Barack Obama backs No campaign on Scottish independence and calls for Britain to ‘remain strong, robust and united’

Washington has previously said the US would stay out of the union referendum debate

Adam Withnall
Thursday 05 June 2014 17:28 BST
US President Barack Obama speaks next to David Cameron at a joint news conference after their meeting at the G7 summit in Brussels
US President Barack Obama speaks next to David Cameron at a joint news conference after their meeting at the G7 summit in Brussels (Reuters)

Barack Obama has given a surprise boost to the unionist campaign ahead of the Scottish independence referendum, breaking ranks on the US’s impartial position to call on Britain to remain “a strong, robust, united and effective partner”.

Speaking at a press conference alongside Prime Minister David Cameron following the G7 summit in Brussels, the US President was asked for his thoughts with just 100 days to go until Scotland goes to vote.

And while he began by stating that it was ultimately “up to the people of Scotland”, Mr Obama said that the UK as it stands had been “an extraordinary partner” to the US and “it look[ed] like things have worked pretty well”.

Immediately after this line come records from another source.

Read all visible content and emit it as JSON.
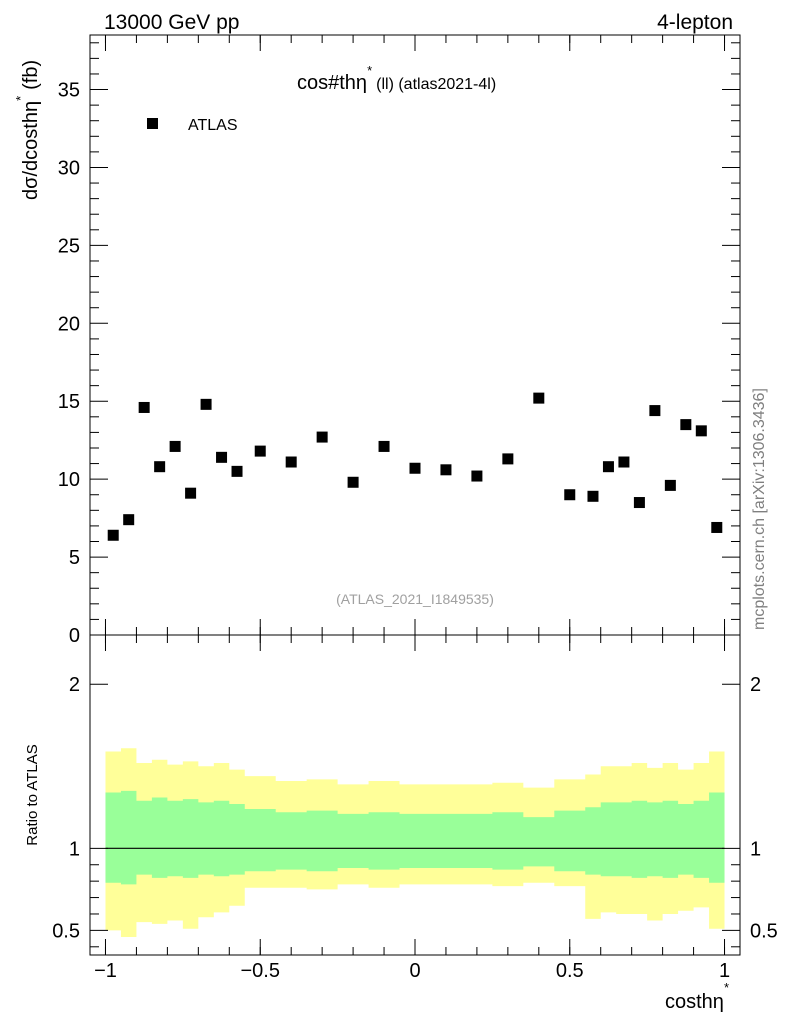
{
  "header": {
    "energy_label": "13000 GeV pp",
    "process_label": "4-lepton",
    "watermark": "mcplots.cern.ch [arXiv:1306.3436]"
  },
  "chart_data": [
    {
      "type": "scatter",
      "title_main": "cos#thη",
      "title_sup": "*",
      "title_rest": "(ll) (atlas2021-4l)",
      "ylabel_main": "dσ/dcosthη",
      "ylabel_sup": "*",
      "ylabel_unit": "(fb)",
      "analysis_id": "(ATLAS_2021_I1849535)",
      "xlim": [
        -1.05,
        1.05
      ],
      "ylim": [
        0,
        38.5
      ],
      "y_ticks": [
        0,
        5,
        10,
        15,
        20,
        25,
        30,
        35
      ],
      "legend_position": "top-left",
      "series": [
        {
          "name": "ATLAS",
          "x": [
            -0.975,
            -0.925,
            -0.875,
            -0.825,
            -0.775,
            -0.725,
            -0.675,
            -0.625,
            -0.575,
            -0.5,
            -0.4,
            -0.3,
            -0.2,
            -0.1,
            0.0,
            0.1,
            0.2,
            0.3,
            0.4,
            0.5,
            0.575,
            0.625,
            0.675,
            0.725,
            0.775,
            0.825,
            0.875,
            0.925,
            0.975
          ],
          "y": [
            6.4,
            7.4,
            14.6,
            10.8,
            12.1,
            9.1,
            14.8,
            11.4,
            10.5,
            11.8,
            11.1,
            12.7,
            9.8,
            12.1,
            10.7,
            10.6,
            10.2,
            11.3,
            15.2,
            9.0,
            8.9,
            10.8,
            11.1,
            8.5,
            14.4,
            9.6,
            13.5,
            13.1,
            6.9
          ]
        }
      ]
    },
    {
      "type": "area",
      "ylabel": "Ratio to ATLAS",
      "xlabel_main": "costhη",
      "xlabel_sup": "*",
      "xlim": [
        -1.05,
        1.05
      ],
      "ylim": [
        0.35,
        2.3
      ],
      "y_ticks": [
        0.5,
        1,
        2
      ],
      "x_ticks": [
        -1,
        -0.5,
        0,
        0.5,
        1
      ],
      "x_tick_labels": [
        "−1",
        "−0.5",
        "0",
        "0.5",
        "1"
      ],
      "bins": [
        -1.0,
        -0.95,
        -0.9,
        -0.85,
        -0.8,
        -0.75,
        -0.7,
        -0.65,
        -0.6,
        -0.55,
        -0.45,
        -0.35,
        -0.25,
        -0.15,
        -0.05,
        0.05,
        0.15,
        0.25,
        0.35,
        0.45,
        0.55,
        0.6,
        0.65,
        0.7,
        0.75,
        0.8,
        0.85,
        0.9,
        0.95,
        1.0
      ],
      "inner_band_up": [
        1.34,
        1.35,
        1.29,
        1.31,
        1.29,
        1.3,
        1.28,
        1.29,
        1.27,
        1.24,
        1.22,
        1.23,
        1.21,
        1.22,
        1.21,
        1.21,
        1.21,
        1.22,
        1.19,
        1.23,
        1.25,
        1.28,
        1.28,
        1.29,
        1.28,
        1.29,
        1.27,
        1.29,
        1.34
      ],
      "inner_band_down": [
        0.79,
        0.78,
        0.84,
        0.82,
        0.83,
        0.82,
        0.84,
        0.83,
        0.84,
        0.86,
        0.87,
        0.86,
        0.88,
        0.87,
        0.88,
        0.88,
        0.88,
        0.87,
        0.89,
        0.86,
        0.84,
        0.83,
        0.83,
        0.82,
        0.83,
        0.82,
        0.84,
        0.82,
        0.79
      ],
      "outer_band_up": [
        1.59,
        1.61,
        1.52,
        1.54,
        1.51,
        1.53,
        1.5,
        1.52,
        1.48,
        1.44,
        1.41,
        1.42,
        1.39,
        1.41,
        1.39,
        1.39,
        1.39,
        1.4,
        1.37,
        1.42,
        1.45,
        1.5,
        1.5,
        1.52,
        1.49,
        1.52,
        1.48,
        1.52,
        1.59
      ],
      "outer_band_down": [
        0.5,
        0.46,
        0.55,
        0.54,
        0.56,
        0.51,
        0.58,
        0.61,
        0.65,
        0.76,
        0.76,
        0.75,
        0.78,
        0.76,
        0.78,
        0.78,
        0.78,
        0.77,
        0.79,
        0.77,
        0.57,
        0.61,
        0.6,
        0.6,
        0.56,
        0.6,
        0.62,
        0.64,
        0.51
      ],
      "reference_line": 1,
      "colors": {
        "inner": "#99ff99",
        "outer": "#ffff99"
      }
    }
  ]
}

He said: “We obviously have a deep interest in making sure that one of the closest allies we will ever have remains a strong, robust, united and effective partner.”

US diplomats have previously said that the country would stay out of both the independence and EU membership debates going on in the UK.

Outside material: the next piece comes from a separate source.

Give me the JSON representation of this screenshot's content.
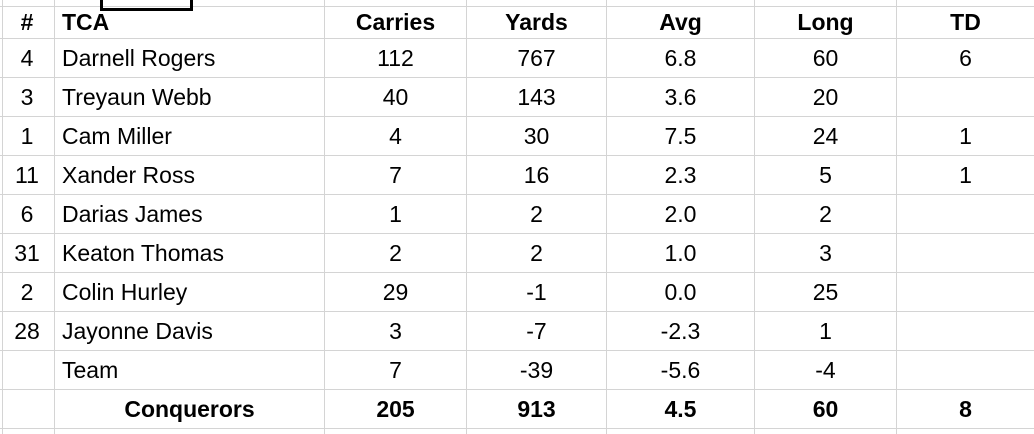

But Mr Obama also took the opportunity to suggest it is “hard to imagine” that it would be in Britain's interests to break away from Europe.

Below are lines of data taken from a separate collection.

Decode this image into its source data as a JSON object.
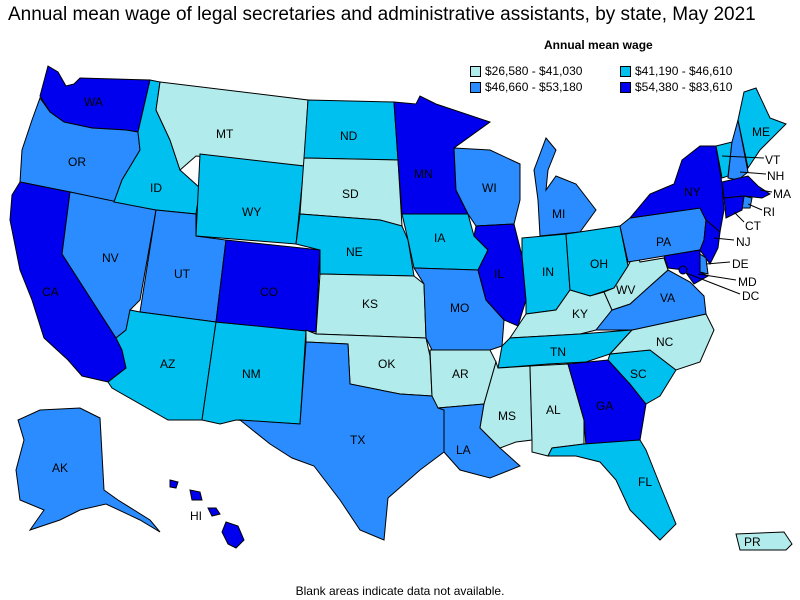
{
  "title": "Annual mean wage of legal secretaries and administrative assistants, by state, May 2021",
  "legend": {
    "title": "Annual mean wage",
    "items": [
      {
        "label": "$26,580 - $41,030",
        "color": "#b2ebeb"
      },
      {
        "label": "$41,190 - $46,610",
        "color": "#00c0f0"
      },
      {
        "label": "$46,660 - $53,180",
        "color": "#2a8cff"
      },
      {
        "label": "$54,380 - $83,610",
        "color": "#0000ee"
      }
    ]
  },
  "note": "Blank areas indicate data not available.",
  "states": [
    {
      "abbr": "WA",
      "bin": 3
    },
    {
      "abbr": "OR",
      "bin": 2
    },
    {
      "abbr": "CA",
      "bin": 3
    },
    {
      "abbr": "NV",
      "bin": 2
    },
    {
      "abbr": "ID",
      "bin": 1
    },
    {
      "abbr": "MT",
      "bin": 0
    },
    {
      "abbr": "WY",
      "bin": 1
    },
    {
      "abbr": "UT",
      "bin": 2
    },
    {
      "abbr": "AZ",
      "bin": 1
    },
    {
      "abbr": "NM",
      "bin": 1
    },
    {
      "abbr": "CO",
      "bin": 3
    },
    {
      "abbr": "ND",
      "bin": 1
    },
    {
      "abbr": "SD",
      "bin": 0
    },
    {
      "abbr": "NE",
      "bin": 1
    },
    {
      "abbr": "KS",
      "bin": 0
    },
    {
      "abbr": "OK",
      "bin": 0
    },
    {
      "abbr": "TX",
      "bin": 2
    },
    {
      "abbr": "MN",
      "bin": 3
    },
    {
      "abbr": "IA",
      "bin": 1
    },
    {
      "abbr": "MO",
      "bin": 2
    },
    {
      "abbr": "AR",
      "bin": 0
    },
    {
      "abbr": "LA",
      "bin": 2
    },
    {
      "abbr": "WI",
      "bin": 2
    },
    {
      "abbr": "IL",
      "bin": 3
    },
    {
      "abbr": "MI",
      "bin": 2
    },
    {
      "abbr": "IN",
      "bin": 1
    },
    {
      "abbr": "OH",
      "bin": 1
    },
    {
      "abbr": "KY",
      "bin": 0
    },
    {
      "abbr": "TN",
      "bin": 1
    },
    {
      "abbr": "MS",
      "bin": 0
    },
    {
      "abbr": "AL",
      "bin": 0
    },
    {
      "abbr": "GA",
      "bin": 3
    },
    {
      "abbr": "FL",
      "bin": 1
    },
    {
      "abbr": "SC",
      "bin": 1
    },
    {
      "abbr": "NC",
      "bin": 0
    },
    {
      "abbr": "VA",
      "bin": 2
    },
    {
      "abbr": "WV",
      "bin": 0
    },
    {
      "abbr": "PA",
      "bin": 2
    },
    {
      "abbr": "NY",
      "bin": 3
    },
    {
      "abbr": "VT",
      "bin": 1
    },
    {
      "abbr": "NH",
      "bin": 2
    },
    {
      "abbr": "ME",
      "bin": 1
    },
    {
      "abbr": "MA",
      "bin": 3
    },
    {
      "abbr": "RI",
      "bin": 2
    },
    {
      "abbr": "CT",
      "bin": 3
    },
    {
      "abbr": "NJ",
      "bin": 3
    },
    {
      "abbr": "DE",
      "bin": 2
    },
    {
      "abbr": "MD",
      "bin": 3
    },
    {
      "abbr": "DC",
      "bin": 3
    },
    {
      "abbr": "AK",
      "bin": 2
    },
    {
      "abbr": "HI",
      "bin": 3
    },
    {
      "abbr": "PR",
      "bin": 0
    }
  ]
}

He nonetheless added: “This is why we have elections, and we'll see the arguments made, and I'm sure the people of Great Britain will make the right decision.”

The Better Together “No” campaigners fighting to keep the union have seized on Mr Obama’s comments, mocking up versions of the iconic Obama “Hope” poster emblazoned with the word “Nope” instead.

The shadow Foreign Secretary and Better Together supporter Douglas Alexander said: “I welcome this important contribution by President Obama. His clear statement of support for the UK staying together will resonate with many of us here in Scotland.

As a global statesman President Obama understands that interdependence is a defining feature of our modern world, and that building bridges, not putting up new barriers, is the challenge of our generation.

Meanwhile, Mr Obama also spoke at the press conference about the ongoing controversy over the deal to secure the release of Sergeant Bowe Bergdahl from Taliban captivity.

The US President said he “absolutely makes no apologies” for seeking the deal that also saw five Afghan detainees from Guantanamo Bay returned to the Middle East.

When it comes to getting soldiers back from war, Obama said, “We don't condition whether we make the effort to get them back.”

He also said Bergdahl's health had been deteriorating and “we were deeply concerned about it”.

“We saw an opportunity and we seized it. And I make no apologies for that,” he said.